A poche ore dall’insediamento del presidente-eletto Joe Biden e nel suo ultimo giorno da presidente degli Stati Uniti, Donald Trump ha concesso la grazia a 73 persone e ha commutato 70 sentenze, che in diversi casi hanno avuto legami con lui o con la sua amministrazione. Tra queste c’è Steve Bannon, ex consigliere e stratega di Trump e noto attivista di estrema destra, che lo scorso agosto era stato arrestato con l’accusa di truffa e riciclaggio di denaro. Si era parlato anche dell’eventualità che Trump potesse graziarsi da solo, ma alla fine non l’ha fatto.

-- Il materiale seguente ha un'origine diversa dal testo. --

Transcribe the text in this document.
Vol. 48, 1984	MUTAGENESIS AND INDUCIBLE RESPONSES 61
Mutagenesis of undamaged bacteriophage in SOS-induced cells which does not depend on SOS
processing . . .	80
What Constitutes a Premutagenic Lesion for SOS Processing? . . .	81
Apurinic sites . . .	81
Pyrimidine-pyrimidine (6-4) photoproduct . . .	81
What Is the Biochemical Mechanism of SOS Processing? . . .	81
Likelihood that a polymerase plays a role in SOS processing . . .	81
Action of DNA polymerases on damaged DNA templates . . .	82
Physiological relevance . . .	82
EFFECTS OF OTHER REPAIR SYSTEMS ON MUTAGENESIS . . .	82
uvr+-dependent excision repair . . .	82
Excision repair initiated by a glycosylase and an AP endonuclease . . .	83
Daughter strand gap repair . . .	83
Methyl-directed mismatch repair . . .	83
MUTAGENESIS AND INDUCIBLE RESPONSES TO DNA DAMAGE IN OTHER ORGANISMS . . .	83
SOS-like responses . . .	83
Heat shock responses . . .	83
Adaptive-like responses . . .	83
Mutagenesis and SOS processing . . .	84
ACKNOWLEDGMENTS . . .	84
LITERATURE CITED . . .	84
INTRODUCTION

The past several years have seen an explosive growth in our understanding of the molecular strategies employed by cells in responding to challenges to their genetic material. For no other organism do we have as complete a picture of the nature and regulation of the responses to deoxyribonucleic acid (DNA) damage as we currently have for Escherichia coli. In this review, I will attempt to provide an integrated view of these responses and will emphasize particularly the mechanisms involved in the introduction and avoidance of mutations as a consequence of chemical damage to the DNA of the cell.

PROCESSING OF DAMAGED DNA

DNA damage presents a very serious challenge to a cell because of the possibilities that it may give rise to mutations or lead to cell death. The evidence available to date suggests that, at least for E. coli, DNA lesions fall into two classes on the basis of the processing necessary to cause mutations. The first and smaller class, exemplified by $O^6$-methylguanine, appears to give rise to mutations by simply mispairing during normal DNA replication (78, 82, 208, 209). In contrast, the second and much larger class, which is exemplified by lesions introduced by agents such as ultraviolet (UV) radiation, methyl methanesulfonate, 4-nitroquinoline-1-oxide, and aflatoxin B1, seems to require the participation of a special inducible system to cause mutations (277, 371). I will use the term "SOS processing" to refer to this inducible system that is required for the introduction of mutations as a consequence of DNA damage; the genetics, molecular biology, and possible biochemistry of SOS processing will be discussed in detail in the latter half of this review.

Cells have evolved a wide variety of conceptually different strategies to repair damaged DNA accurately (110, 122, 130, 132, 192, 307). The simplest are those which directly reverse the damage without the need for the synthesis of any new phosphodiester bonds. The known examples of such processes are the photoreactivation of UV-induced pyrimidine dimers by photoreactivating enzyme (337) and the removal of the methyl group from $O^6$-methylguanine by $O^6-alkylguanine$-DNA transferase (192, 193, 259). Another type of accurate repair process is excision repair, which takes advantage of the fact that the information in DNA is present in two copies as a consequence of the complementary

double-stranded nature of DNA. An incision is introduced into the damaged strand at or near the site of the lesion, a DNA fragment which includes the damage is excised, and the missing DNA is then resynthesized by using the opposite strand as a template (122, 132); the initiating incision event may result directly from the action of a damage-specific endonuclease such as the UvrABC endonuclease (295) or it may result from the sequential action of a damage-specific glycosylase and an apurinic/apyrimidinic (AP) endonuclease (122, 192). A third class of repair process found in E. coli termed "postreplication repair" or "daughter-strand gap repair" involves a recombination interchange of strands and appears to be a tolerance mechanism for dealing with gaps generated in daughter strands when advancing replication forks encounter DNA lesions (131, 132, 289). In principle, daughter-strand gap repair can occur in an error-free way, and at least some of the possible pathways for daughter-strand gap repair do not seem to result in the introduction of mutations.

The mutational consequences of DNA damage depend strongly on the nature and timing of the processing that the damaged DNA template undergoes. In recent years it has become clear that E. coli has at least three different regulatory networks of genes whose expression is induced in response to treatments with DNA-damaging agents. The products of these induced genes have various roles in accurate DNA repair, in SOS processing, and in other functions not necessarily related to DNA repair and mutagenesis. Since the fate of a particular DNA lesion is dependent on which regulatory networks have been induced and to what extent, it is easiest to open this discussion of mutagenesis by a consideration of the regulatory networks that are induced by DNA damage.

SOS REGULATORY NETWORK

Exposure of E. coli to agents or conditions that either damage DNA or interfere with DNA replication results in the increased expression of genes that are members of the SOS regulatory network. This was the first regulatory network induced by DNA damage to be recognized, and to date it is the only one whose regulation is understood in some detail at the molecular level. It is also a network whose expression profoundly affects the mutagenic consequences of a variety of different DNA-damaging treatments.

Nel comunicato della Casa Bianca si legge che il presidente Trump "ha concesso la grazia totale a Stephen Bannon" che è stato "perseguito con accuse relative a frodi derivanti dal suo coinvolgimento in un progetto politico". Ex stratega di Trump, è stato "un leader importante nel movimento conservatore ed è noto per il suo acume politico", aggiunge la nota. Bannon, 67 anni, è finito nel mirino per la costruzione del muro al confine con il Messico, accusato di aver truffato gli americani nell'ambito di una campagna di raccolta fondi da 25 milioni di dollari sotto lo slogan "We Build the Wall".
Tra le persone che beneficiano delle ultime decisioni di Trump da presidente degli Stati Uniti c'è anche l'ex sindaco di Detroit, Kwame Kilpatrick, condannato a 28 anni di carcere con accuse di corruzione e ora inserito fra coloro che ottengono la commutazione della pena. E c'è anche il noto oculista di Palm Beach, Salomon Melgen, "condannato per frodi sanitarie e dichiarazioni false".
Nella lista delle 73 persone graziate da Trump ci sono il suo ex raccoglitore di fondi Elliott Broidy, perseguito per una campagna di lobbying illegale, il rapper americano Lil Wayne che il mese scorso si è dichiarato colpevole per il possesso di un'arma da fuoco e l'italiano Tommaso Buti, imprenditore fiorentino, sul quale era stata aperta negli Usa un'inchiesta per frode in merito alla bancarotta della catena di ristoranti 'Fashion Cafe", inchiesta che non ha finora portato a nessuna condanna.